Quite right, but we know why it nearly succeeded ion 2017, but failed miserably in 2019. In 2017, Corbyn appeared new and honest. Labour had opposed Brexit in 2016, even though the media failed to cover any of Corbyn's rallies, and Corbyn himself failed to link the campaign in 2016 to the struggle of the lefta cross Europe, or to build mass demonstrations uniting European workers to oppose both Brexit/nationalism, and the conservative governments that dominated European national governments. Part of the problem was also Corbyn's appointment of the useless and hostile Alan Johnson to head Labour's referendum campaign, who promply disappeared even further from sight.

However, in 2017, labour could still claim some credit for having opposed brexit. There was a powerful reaction by particularly young workers against the shock of that brexit vote. They rightly feared a hard Tory brexit. Labour's Six tests looked designed as a cover for labour really opposing Brexit, whilst claiming to respect the vote. The trajectory of labour looked clearly set to eventually oppose any Tory Brexit proposals and then to scrap it.

Labour won, because it was thereby able to mobilise millions of particularly young, progressive and angry workers who opposed brexit, and opposed the Tories austerity agenda. It won millions of votes from people who previously had backed the Liberals, Greens and Plaid, and even some in Scotland.

The difference is that in 2019 Corbynb and the Stalinists behind him had squandered all that. Instead of destroying the Liberals, Greens and Plaid, and winning back further ground in Scotland, Corbyn's own insistence in pursuing the reactionary nationalist Brexit agenda we all know he has never disposed of, and the bureaucratic manoeuvring he, his office, and his union backers in UNITE engaged in, not only turned away tens of thousands of newly recruited party members, it turned off those millions of young voters that had been attracted in 2017.

In the meantime, by arguing for a pale pink version of the Tory brexit, it could never do anything to challenge the reactionary ideas of those minority of old Labour voters that had backed Brexit. On the contrary, as with the nationalist turn of the German KPD and SPD in the 1930's, it simply legitimised those reactionary ideas, and rather than winning over any of those workers encouraged them to vote for the genuine reactionary nationalist, which Johnson and Farage were able to present themselves as being.

One thing that Corbyn had in his favour in 2017 was the impression of honesty, but by 2019 all of this manoeuvring and triangulating made him appear even more dishonest than had been Blair. At the same time, he continually failed to confront the right in open political struggle, again preferring typically Stalinoid bureaucratic manoeuvring. he sold out his own supporters over the Anti-Semitism witch hunt. Having thrown away millions of votes by the reactionary brexit position, the Manifesto was dropped on voters at the last minute with no long-term work having been done to educate and inform workers about the policies it contained. As new promises were issued by the day they only added to the impression of incompetence and dishonesty, as they appeared as nothing more than bribes.
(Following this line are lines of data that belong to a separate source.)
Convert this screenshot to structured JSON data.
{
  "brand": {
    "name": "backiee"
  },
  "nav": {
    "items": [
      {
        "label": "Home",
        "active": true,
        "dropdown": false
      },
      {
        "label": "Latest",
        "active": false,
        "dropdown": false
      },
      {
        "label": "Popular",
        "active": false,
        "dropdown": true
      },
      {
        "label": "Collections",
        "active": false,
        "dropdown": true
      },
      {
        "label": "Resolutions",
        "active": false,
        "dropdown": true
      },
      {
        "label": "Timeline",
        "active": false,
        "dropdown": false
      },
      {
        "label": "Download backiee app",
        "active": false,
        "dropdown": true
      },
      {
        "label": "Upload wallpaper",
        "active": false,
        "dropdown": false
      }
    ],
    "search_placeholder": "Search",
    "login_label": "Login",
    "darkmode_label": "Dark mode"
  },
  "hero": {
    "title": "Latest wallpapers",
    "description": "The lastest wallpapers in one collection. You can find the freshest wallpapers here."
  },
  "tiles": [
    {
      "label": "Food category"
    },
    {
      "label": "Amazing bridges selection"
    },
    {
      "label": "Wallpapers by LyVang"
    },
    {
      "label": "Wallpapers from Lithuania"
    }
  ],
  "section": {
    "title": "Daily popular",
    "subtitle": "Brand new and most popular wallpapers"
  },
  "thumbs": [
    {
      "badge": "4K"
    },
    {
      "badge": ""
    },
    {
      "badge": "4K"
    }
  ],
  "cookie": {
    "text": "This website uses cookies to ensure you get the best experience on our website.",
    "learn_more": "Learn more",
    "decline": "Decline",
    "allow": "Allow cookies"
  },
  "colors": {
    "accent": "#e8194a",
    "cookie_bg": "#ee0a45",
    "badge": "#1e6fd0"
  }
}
Yes, it is necessary to understand all of those factors that really meant Labour nearly won in 2017, and how Corbyn and all those that pursued the reactionary agenda of backing Brexit and "respecting" the reactionary Brexit vote threw it all away, and led us to this disastrous position.

Anonymous said...


theOnlySanePersonOnPlanetEarth said...

Ironically the perception among the Brexiters, at least the ones in the Northern Labour heartlands, is that Labour did not respect the Brexit vote. The Brexiters saw the antics of parliament. led by Labour, as an affront to their universal suffrage.

So if anything we are in this 'disastrous' position because Labours attempts to wreck Brexit.

It wasn't the only reason labour lost, we also had another few years of incessant anti Corbyn propaganda and we must factor in that the bigoted racists that make up the majority of the so called Labour heartlands really couldn't stomach someone as decent and reasonable as Corbyn.

Unfortunately the reason we are in this 'disastrous' position is because a lot of people are nasty twats.

Good luck changing all that anytime soon!